Iba a tener que buscar el momento apropiado para hablarle del nuevo médico. A lo mejor le decía a Prudence que antes lo llevase al cine o le diera algún capricho. O tal vez fuese mejor esperar a que ya estuviera de mal humor; comportarse como una miserable y dejarle lidiar con todo al mismo tiempo.

Prudence estaría presente. La niñera le cogería la mano si al final se echaba a llorar.

Ella no podía aguantar ni un minuto más en la UCI, así que se dirigió a la sala de espera de los familiares, desesperada por ver luces más brillantes y respirar aire más fresco. En aquel lugar la gente no establecía contacto visual ni se preocupaba por una viuda infame cuyo marido acababa de ser asesinado; todos estaban demasiado preocupados con sus propios problemas.

Pero solo estaba en lo cierto a medias.

Nada más entrar, se le acercó un individuo. Vestía un traje marrón y un peluquín horrible, y se movía con un único objetivo en mente.

—¿Es usted Catherine Rose Gagnon?

—Sí.

—Pues considere que lo tiene merecido.

Desconcertada, tomó el fajo de papeles que le tendía el hombre sin percatarse apenas de las miradas de sorpresa de los otros familiares. A continuación desapareció tan rápidamente como había llegado; era un intruso que sabía que no debía estar allí. Se quedó a solas en una sala llena de personas desconocidas cuyos seres queridos luchaban por su vida pasillo adelante.

Desdobló el grueso documento jurídico y leyó el encabezamiento. Aun cuando pensaba que tenía todo controlado, se quedó pasmada. Sintió un vacío en el estómago y se tambaleó ligeramente.

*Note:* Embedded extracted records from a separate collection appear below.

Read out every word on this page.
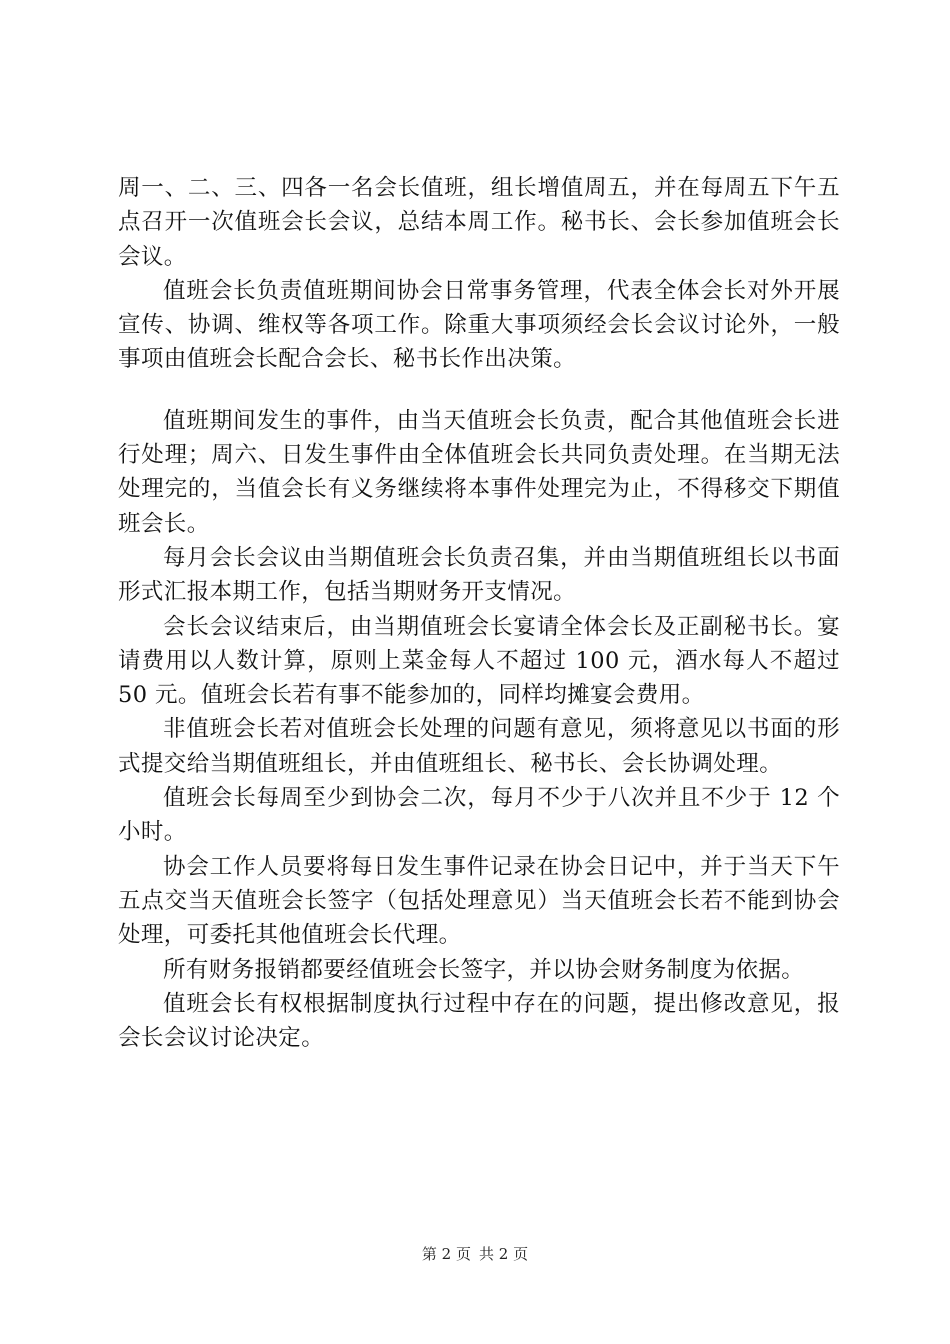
周一、二、三、四各一名会长值班，组长增值周五，并在每周五下午五点召开一次值班会长会议，总结本周工作。秘书长、会长参加值班会长会议。

值班会长负责值班期间协会日常事务管理，代表全体会长对外开展宣传、协调、维权等各项工作。除重大事项须经会长会议讨论外，一般事项由值班会长配合会长、秘书长作出决策。

值班期间发生的事件，由当天值班会长负责，配合其他值班会长进行处理；周六、日发生事件由全体值班会长共同负责处理。在当期无法处理完的，当值会长有义务继续将本事件处理完为止，不得移交下期值班会长。

每月会长会议由当期值班会长负责召集，并由当期值班组长以书面形式汇报本期工作，包括当期财务开支情况。

会长会议结束后，由当期值班会长宴请全体会长及正副秘书长。宴请费用以人数计算，原则上菜金每人不超过 100 元，酒水每人不超过 50 元。值班会长若有事不能参加的，同样均摊宴会费用。

非值班会长若对值班会长处理的问题有意见，须将意见以书面的形式提交给当期值班组长，并由值班组长、秘书长、会长协调处理。

值班会长每周至少到协会二次，每月不少于八次并且不少于 12 个小时。

协会工作人员要将每日发生事件记录在协会日记中，并于当天下午五点交当天值班会长签字（包括处理意见）当天值班会长若不能到协会处理，可委托其他值班会长代理。

所有财务报销都要经值班会长签字，并以协会财务制度为依据。

值班会长有权根据制度执行过程中存在的问题，提出修改意见，报会长会议讨论决定。

第 2 页 共 2 页
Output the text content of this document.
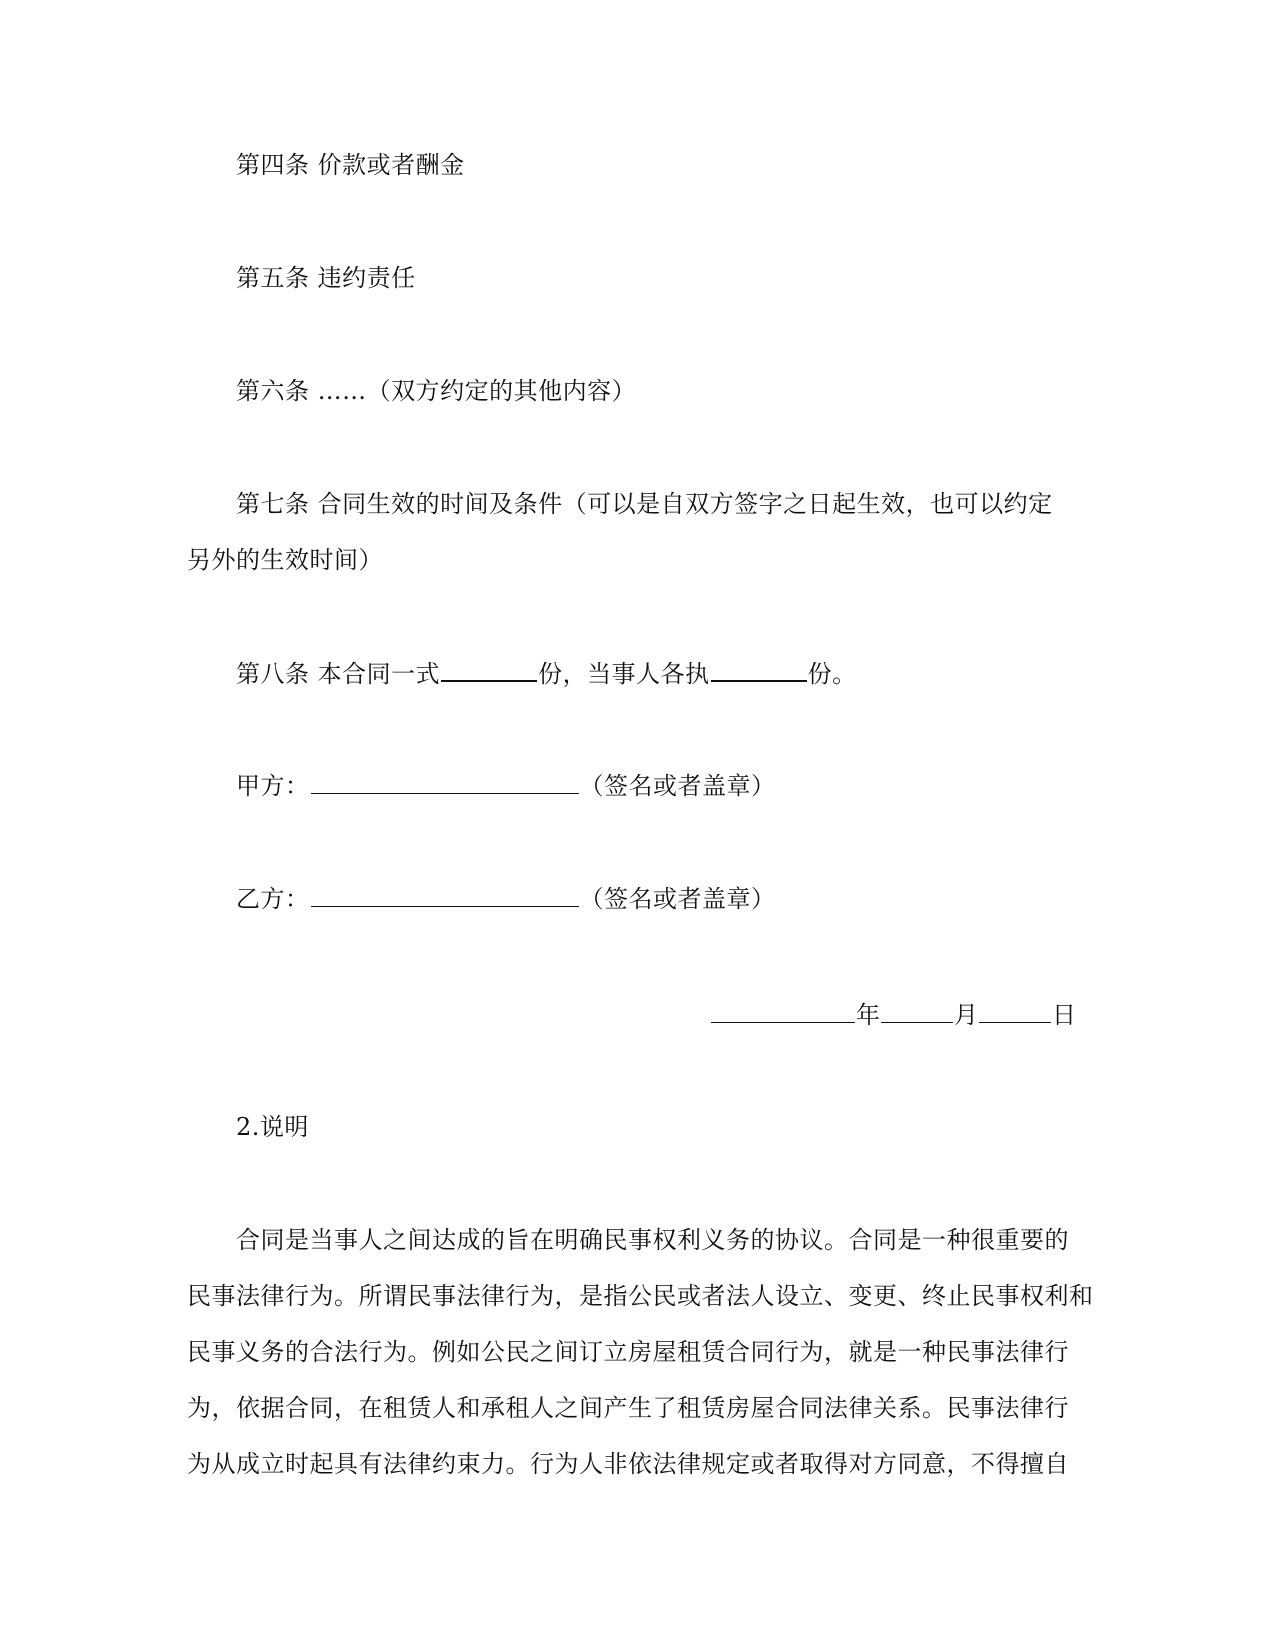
第四条 价款或者酬金
第五条 违约责任
第六条 ……（双方约定的其他内容）
第七条 合同生效的时间及条件（可以是自双方签字之日起生效，也可以约定
另外的生效时间）
第八条 本合同一式	份，当事人各执	份。
甲方：	（签名或者盖章）
乙方：	（签名或者盖章）
年	月	日
2.说明
合同是当事人之间达成的旨在明确民事权利义务的协议。合同是一种很重要的
民事法律行为。所谓民事法律行为，是指公民或者法人设立、变更、终止民事权利和
民事义务的合法行为。例如公民之间订立房屋租赁合同行为，就是一种民事法律行
为，依据合同，在租赁人和承租人之间产生了租赁房屋合同法律关系。民事法律行
为从成立时起具有法律约束力。行为人非依法律规定或者取得对方同意，不得擅自
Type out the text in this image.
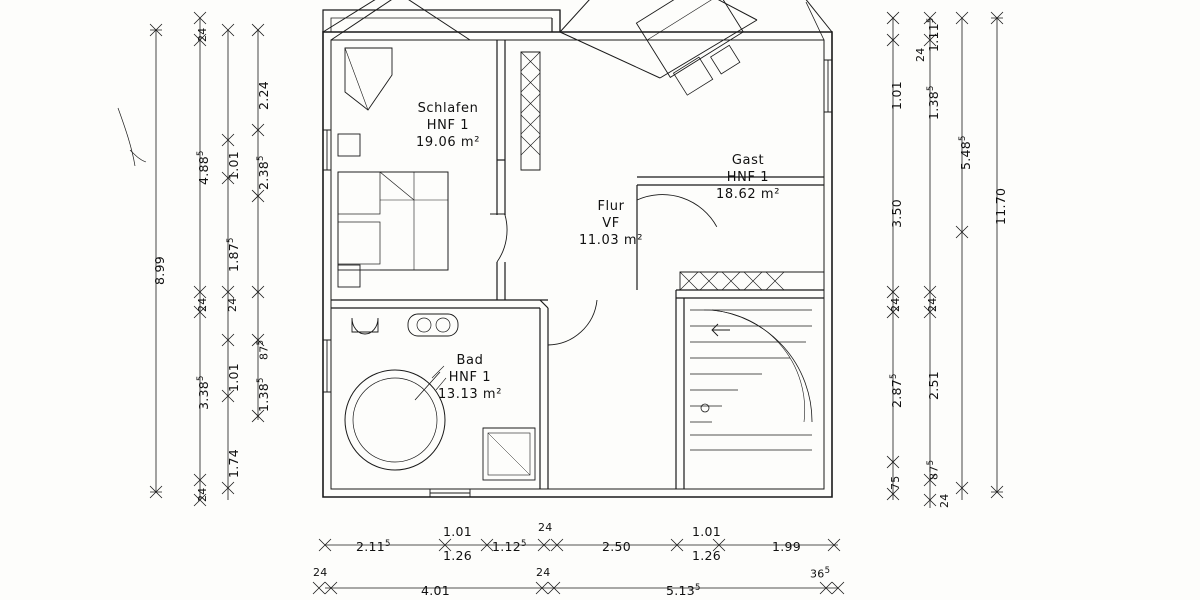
Schlafen
HNF 1
19.06 m²
Gast
HNF 1
18.62 m²
Flur
VF
11.03 m²
Bad
HNF 1
13.13 m²
8.99
24
4.88$^5$
24
3.38$^5$
24
1.01
1.87$^5$
24
1.01
1.74
2.24
2.38$^5$
$87^5$
1.38$^5$
1.01
3.50
24
2.87$^5$
75
1.11$^5$
1.38$^5$
24
2.51
$87^5$
24
24
5.48$^5$
11.70
2.11$^5$
1.01
1.26
1.12$^5$
24
2.50
1.01
1.26
1.99
24
4.01
24
5.13$^5$
$36^5$
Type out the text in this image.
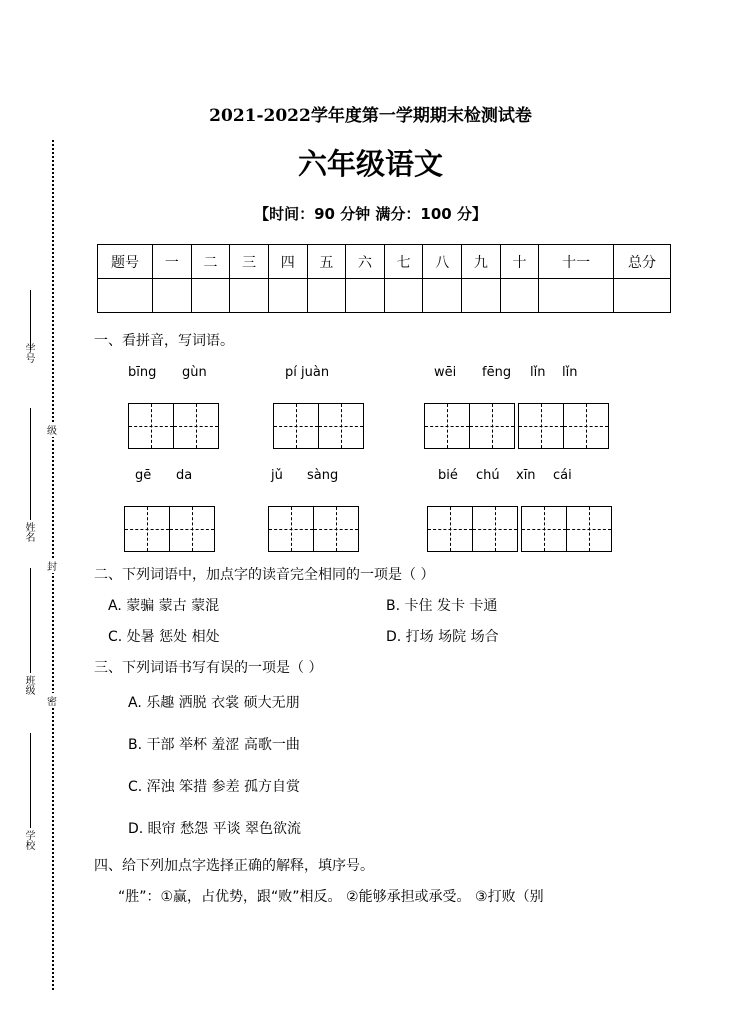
学号
姓名
班级
学校
级
封
密
2021-2022学年度第一学期期末检测试卷
六年级语文
【时间：90 分钟 满分：100 分】
题号	一	二	三	四	五	六	七	八	九	十	十一	总分

一、看拼音，写词语。
bīng gùn	pí juàn	wēi fēng lǐn lǐn
gē da	jǔ sàng	bié chú xīn cái
二、下列词语中，加点字的读音完全相同的一项是（ ）
A. 蒙骗 蒙古 蒙混	B. 卡住 发卡 卡通
C. 处暑 惩处 相处	D. 打场 场院 场合
三、下列词语书写有误的一项是（ ）
A. 乐趣 洒脱 衣裳 硕大无朋
B. 干部 举杯 羞涩 高歌一曲
C. 浑浊 笨措 参差 孤方自赏
D. 眼帘 愁怨 平谈 翠色欲流
四、给下列加点字选择正确的解释，填序号。
“胜”：①赢，占优势，跟“败”相反。 ②能够承担或承受。 ③打败（别
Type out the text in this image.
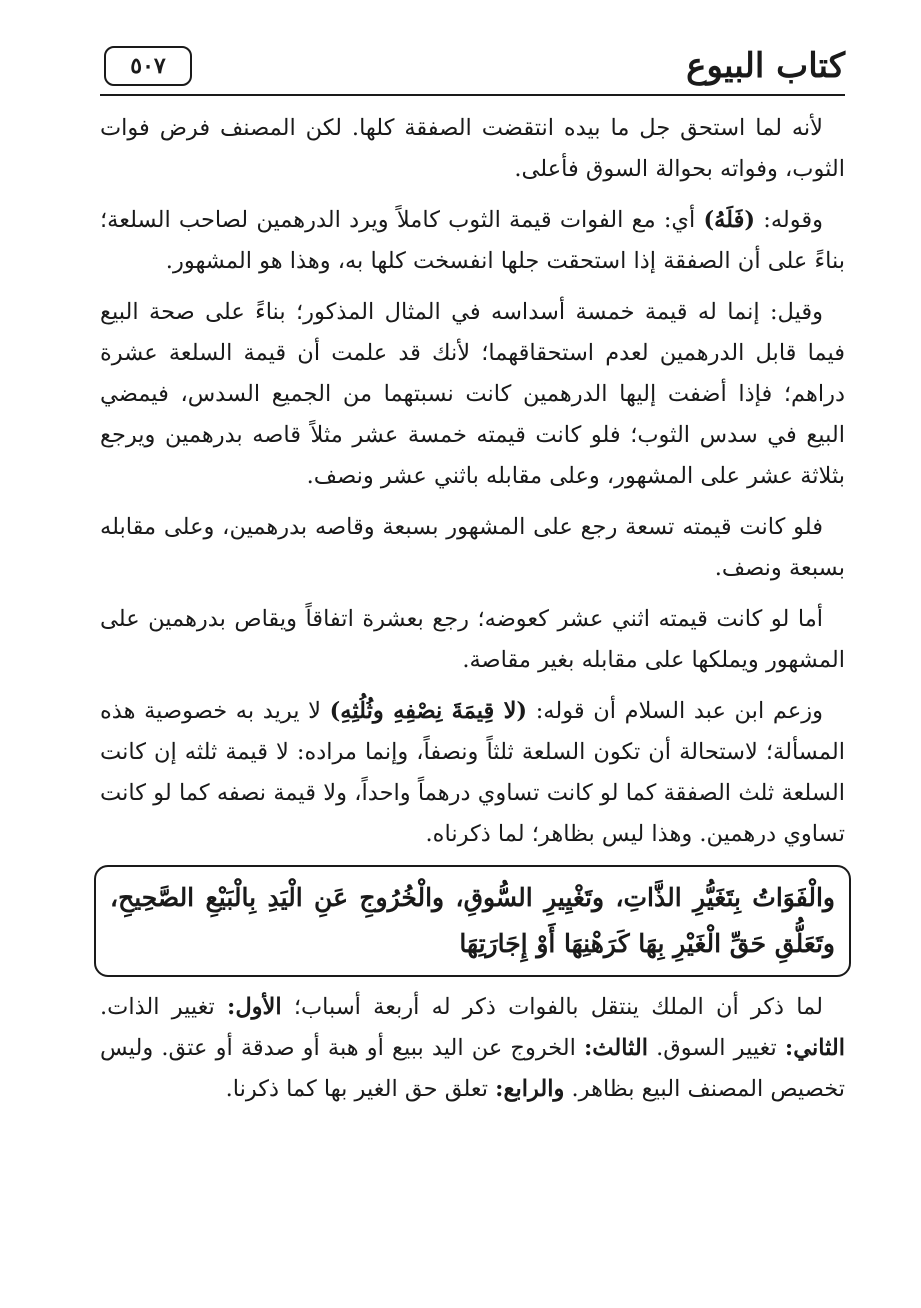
كتاب البيوع
٥٠٧

لأنه لما استحق جل ما بيده انتقضت الصفقة كلها. لكن المصنف فرض فوات الثوب، وفواته بحوالة السوق فأعلى.

وقوله: (فَلَهُ) أي: مع الفوات قيمة الثوب كاملاً ويرد الدرهمين لصاحب السلعة؛ بناءً على أن الصفقة إذا استحقت جلها انفسخت كلها به، وهذا هو المشهور.

وقيل: إنما له قيمة خمسة أسداسه في المثال المذكور؛ بناءً على صحة البيع فيما قابل الدرهمين لعدم استحقاقهما؛ لأنك قد علمت أن قيمة السلعة عشرة دراهم؛ فإذا أضفت إليها الدرهمين كانت نسبتهما من الجميع السدس، فيمضي البيع في سدس الثوب؛ فلو كانت قيمته خمسة عشر مثلاً قاصه بدرهمين ويرجع بثلاثة عشر على المشهور، وعلى مقابله باثني عشر ونصف.

فلو كانت قيمته تسعة رجع على المشهور بسبعة وقاصه بدرهمين، وعلى مقابله بسبعة ونصف.

أما لو كانت قيمته اثني عشر كعوضه؛ رجع بعشرة اتفاقاً ويقاص بدرهمين على المشهور ويملكها على مقابله بغير مقاصة.

وزعم ابن عبد السلام أن قوله: (لا قِيمَةَ نِصْفِهِ وثُلُثِهِ) لا يريد به خصوصية هذه المسألة؛ لاستحالة أن تكون السلعة ثلثاً ونصفاً، وإنما مراده: لا قيمة ثلثه إن كانت السلعة ثلث الصفقة كما لو كانت تساوي درهماً واحداً، ولا قيمة نصفه كما لو كانت تساوي درهمين. وهذا ليس بظاهر؛ لما ذكرناه.

والْفَوَاتُ بِتَغَيُّرِ الذَّاتِ، وتَغْيِيرِ السُّوقِ، والْخُرُوجِ عَنِ الْيَدِ بِالْبَيْعِ الصَّحِيحِ، وتَعَلُّقِ حَقِّ الْغَيْرِ بِهَا كَرَهْنِهَا أَوْ إِجَارَتِهَا

لما ذكر أن الملك ينتقل بالفوات ذكر له أربعة أسباب؛ الأول: تغيير الذات. الثاني: تغيير السوق. الثالث: الخروج عن اليد ببيع أو هبة أو صدقة أو عتق. وليس تخصيص المصنف البيع بظاهر. والرابع: تعلق حق الغير بها كما ذكرنا.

De repente rompió a reír, una carcajada histérica que le iba creciendo en la garganta como una burbuja.

—Ah, Jimmy, Jimmy, Jimmy —dijo medio riendo, medio sollozando—. ¿Qué has hecho?

En una habitación a oscuras de una casa a oscuras, sonó el teléfono una sola vez. Era una llamada esperada, lo que no impidió que la receptora de la misma experimentase un cierto nerviosismo.

—¿Robinson? —preguntó el que llamaba.

—Sí.

—¿Lo has encontrado?

—Sí.

—¿Tenemos un trato?

—Tú cumple tu parte del acuerdo y él cumplirá el suyo.

—Bien. Te transferiré el dinero.

—Entiendes lo que estás haciendo, ¿verdad? —dijo Robinson impulsivamente—. Yo no puedo controlarle. Ya era un asesino antes de entrar en la cárcel, fue un asesino mientras estuvo en ella, y ahora…

—Fíate de mí —interrumpió el otro—. Eso es exactamente lo que espero.